The principle of Aiki which means absolute non-resistance, manifested in timing, body positioning, leading, blending, Etc.
Your other points have been ably answered already, so I thought I'd pick up on this one.
the principle of aiki? That, for me is the heart of the question, and that's what I've spent >20 years trying to understand. I suggest to you that it is a legitimate inquiry--that reasonable people can have different views, and it's not an insult to anyone's teacher to explore different ideas.
Your definition of aiki is widely shared and up to 10 years ago I would have agreed with it. Timing, body positioning, blending: over-simplifying a bit, all adding up to getting out of the way--and then using uke's over-committed attack to lead them in a direction they are already weak.
Which is all very well, but what if uke doesn't over-commit? What if uke has actual training and delivers a fast follow-up attack?
When I joined Gleason Sensei's dojo I found that he and just about all the other ASU teachers I met had a very different idea of aiki. The aikido I've found in the ASU focused much more on immediate connection and immediate kuzushi, and I was taught to look for those principles in every technique. So even in a movement like tsuki irimi-nage, where the initial irimi movement doesn't require touching uke at all, as soon as the touch happens there should be connection and uke should be off-balanced.
Frankly, the things you keep emphasizing in your posts don't seem to me to reflect the aikido I've found in the ASU. Yeah, body positioning matters--because it puts you in a place where you can connect and take kuzushi. Same with timing and blending. But what knocked my socks off 10 years ago wasn't the elements you list but how they're used to create connection.
These days, most of the people I work with are involved in the IP/IS work, and that introduces a new idea of aiki--that you create aiki in yourself and then use that to control uke. I've found these ideas to be continuous with the approach that already existed in the ASU and that teachers like Ikeda are still pursuing. The IP/IS idea of aiki adds stability and centeredness before the attack and provides a vocabulary and set of concepts for what it means to "take center", "connect", or "take balance"--concepts which are embodied as physical skills and which can be trained with specific exercises.

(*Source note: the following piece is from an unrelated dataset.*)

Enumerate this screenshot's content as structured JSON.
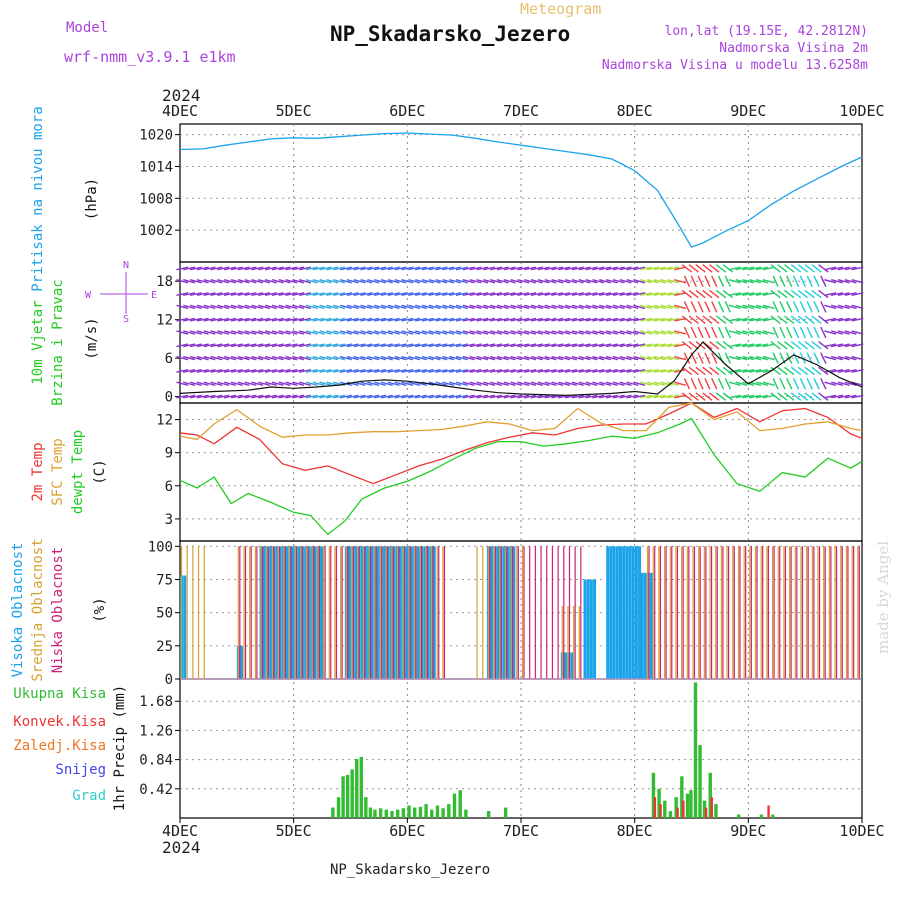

Note that Endo Sensei seems to be talking along these same lines in the video linked to in the "stance of heaven and earth" thread. I talks about not bracing yourself or being "on your guard", but standing centered in a stance that "connects heaven and earth."

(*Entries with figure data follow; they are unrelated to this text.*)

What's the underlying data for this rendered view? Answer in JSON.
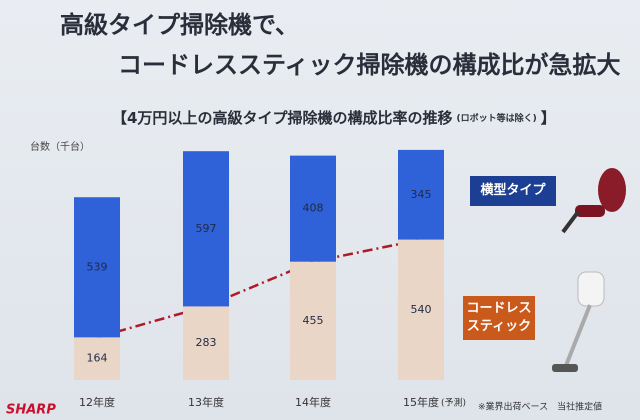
{
  "chart_data": {
    "type": "stacked-bar",
    "title": [
      "高級タイプ掃除機で、",
      "コードレススティック掃除機の構成比が急拡大"
    ],
    "subtitle": "【4万円以上の高級タイプ掃除機の構成比率の推移",
    "subtitle_note": "(ロボット等は除く)",
    "subtitle_end": "】",
    "y_label": "台数（千台）",
    "categories": [
      "12年度",
      "13年度",
      "14年度",
      "15年度"
    ],
    "forecast_note": "(予測)",
    "series": [
      {
        "name": "コードレススティック",
        "color": "#ead6c6",
        "legend_color": "#c95a1c",
        "values": [
          164,
          283,
          455,
          540
        ]
      },
      {
        "name": "横型タイプ",
        "color": "#2f62d8",
        "legend_color": "#1d3f93",
        "values": [
          539,
          597,
          408,
          345
        ]
      }
    ],
    "trend_line_color": "#b01a28",
    "ylim": [
      0,
      900
    ],
    "footnote": "※業界出荷ベース　当社推定値",
    "brand": "SHARP"
  }
}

You've picked up the idea that IP/IS stuff is static, but that's nonsense--the whole point is to move dynamically while maintaining your center and controlling uke's. There is practice that starts from a static position, but that's practice--no more "realistic" than kokyu-ho.
Finally, on the subject of the big cooperative throws, which seems to be a hot button with you-- People I respect highly don't believe in them, but I'm not there yet. I see a lot of value in them, especially as a training tool early on. You've seen it: people arrive at the dojo falling over their own feet, moving like stick men--and within 6 months their whole movement and posture is transformed. A lot of that is from ukemi. The flexible tension you need to deal with the mat is the same as you need to have connection with your partner.
Large, fast attacks are useful for learning timing and body positioning (which are
important--just not the whole story). What's more, they're wonderful for learning to apply the IS/IP principles under pressure. But they're also a training tool, and they're only going to take you so far. You should expect that as you get better and as the attacks get more realistic, nage's movements are going to become smaller and more direct. If you remain wedded to big movement for the sake of big movement you'll always be limited, and you'll never be able to deal with a real, skilled attack.